次に密接なのは「情誼(チーイン)」の関係。これは「鉄石の交わり」と称されるような関係です。
その次に出てくるのが「関係(クアンイー)」。リレーションシップとしては3番目の位置づけです。
最後に出てくる緩い関係が「知り合い」とか「知人」と呼称される集団となるのだそうです。

僕がワン・トゥ・ワン・マーケティング的に、あるいはネットワーク経済的に興味をそそられたのは、中国ではそうした人間関係の深浅で価格に影響が出るという指摘でした。
……完全競争市場において、商品の価格は需要と供給だけに依って決まる。需要曲線と供給曲線との交点、即ち均衡点に依って決まる。人間関係・社会関係は影響を及ぼさない。
 これが近代資本主義経済における価格の理論である。このようにして商品の価格は決定され、この価格において売買の数量も決定される。この際、人間関係・社会関係は一切無視しても良い。
 ところが、中国(古代中国でも現代中国でも)ではそんな事はない。客と店との人間関係の深浅の度合いが価格を変える働きを持つことさえある。親しい人、将来、親しくなりたいと思う人物には、店は品物を安く売る。客のほうも同様であって、親しい店からは高く買う。将来、親しくありたい店からも高く買う。(中略)

 ほう(パンフェ)、情誼、関係……の内と外では価格が違ってくるのである。つまり、
 
 彼らは金だけを追求する商売を軽視する。商売を通じて、豊かな人間関係が成立しないっと、満足しないのである。(孔建『中国人——中華商人の心を読む』総合法令、1994年、131頁)

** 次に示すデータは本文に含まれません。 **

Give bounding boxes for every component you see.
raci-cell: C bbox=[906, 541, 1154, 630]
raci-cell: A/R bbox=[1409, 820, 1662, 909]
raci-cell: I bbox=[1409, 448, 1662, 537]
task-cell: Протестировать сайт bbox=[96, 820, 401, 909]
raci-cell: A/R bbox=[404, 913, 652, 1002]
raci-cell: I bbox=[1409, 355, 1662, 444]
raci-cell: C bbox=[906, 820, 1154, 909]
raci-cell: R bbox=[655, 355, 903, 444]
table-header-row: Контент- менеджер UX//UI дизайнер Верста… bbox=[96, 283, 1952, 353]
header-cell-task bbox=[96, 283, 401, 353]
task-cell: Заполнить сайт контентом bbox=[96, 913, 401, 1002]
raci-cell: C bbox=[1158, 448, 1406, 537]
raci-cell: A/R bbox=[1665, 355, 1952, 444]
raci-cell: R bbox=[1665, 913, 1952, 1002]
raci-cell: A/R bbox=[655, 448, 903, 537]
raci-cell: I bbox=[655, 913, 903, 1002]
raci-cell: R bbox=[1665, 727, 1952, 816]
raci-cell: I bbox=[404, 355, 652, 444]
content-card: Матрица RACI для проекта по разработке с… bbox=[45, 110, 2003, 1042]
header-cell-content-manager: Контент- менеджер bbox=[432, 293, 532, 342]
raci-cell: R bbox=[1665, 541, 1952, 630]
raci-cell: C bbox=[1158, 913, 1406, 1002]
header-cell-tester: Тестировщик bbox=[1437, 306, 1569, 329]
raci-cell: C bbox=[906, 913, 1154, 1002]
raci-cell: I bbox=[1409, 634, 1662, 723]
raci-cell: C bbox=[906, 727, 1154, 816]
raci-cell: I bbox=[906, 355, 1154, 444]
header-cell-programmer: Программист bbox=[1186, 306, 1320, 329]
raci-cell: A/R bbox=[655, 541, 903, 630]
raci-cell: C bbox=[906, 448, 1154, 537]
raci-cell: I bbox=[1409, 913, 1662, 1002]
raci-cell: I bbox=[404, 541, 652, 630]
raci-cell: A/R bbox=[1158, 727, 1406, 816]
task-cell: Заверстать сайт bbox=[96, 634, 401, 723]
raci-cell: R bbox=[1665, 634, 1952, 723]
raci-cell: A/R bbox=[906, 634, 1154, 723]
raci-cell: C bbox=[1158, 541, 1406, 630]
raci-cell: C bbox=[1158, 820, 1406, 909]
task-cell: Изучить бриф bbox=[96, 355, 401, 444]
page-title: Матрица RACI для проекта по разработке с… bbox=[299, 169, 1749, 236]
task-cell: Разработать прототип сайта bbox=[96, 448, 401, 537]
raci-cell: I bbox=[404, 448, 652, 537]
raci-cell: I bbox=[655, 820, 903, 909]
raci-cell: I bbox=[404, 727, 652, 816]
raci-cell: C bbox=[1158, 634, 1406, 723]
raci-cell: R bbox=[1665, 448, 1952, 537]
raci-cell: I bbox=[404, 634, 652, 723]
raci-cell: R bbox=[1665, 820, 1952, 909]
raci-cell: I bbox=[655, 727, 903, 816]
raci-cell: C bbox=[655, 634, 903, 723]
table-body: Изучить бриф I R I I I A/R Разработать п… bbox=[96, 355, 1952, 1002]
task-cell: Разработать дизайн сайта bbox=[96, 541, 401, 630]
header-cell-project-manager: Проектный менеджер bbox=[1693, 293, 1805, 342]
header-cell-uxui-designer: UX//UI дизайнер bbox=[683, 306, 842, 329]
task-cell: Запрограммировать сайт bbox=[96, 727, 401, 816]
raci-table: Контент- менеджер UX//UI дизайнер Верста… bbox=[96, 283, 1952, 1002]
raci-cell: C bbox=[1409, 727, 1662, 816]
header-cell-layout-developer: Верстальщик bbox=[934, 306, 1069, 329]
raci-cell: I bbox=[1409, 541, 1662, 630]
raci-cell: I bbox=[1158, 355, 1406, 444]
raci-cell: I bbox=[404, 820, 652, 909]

これってどこかワン・トゥ・ワン・マーケティングに通じるところがありません?


小室直樹は、近代資本主義における「市場」とは、歴史的に特殊なものであり、市場法則(例えば、価格決定等)が人間関係の特性に依っても影響されている以上、近代資本主義の経済法則が貫徹される事はあり得ないというコンテクストのなかで、中国の市場経済における人間関係のもたらす影響を論じていました。

リレーション革命が進行するとますますこうした反近代資本主義的状況が増えるわけで、西欧型の、つまりマックス・ウェーバー流の自由市場経済の論理にかまけていると足下をすくわれますよと小室は警告しているようで、実に興味深い指摘でした。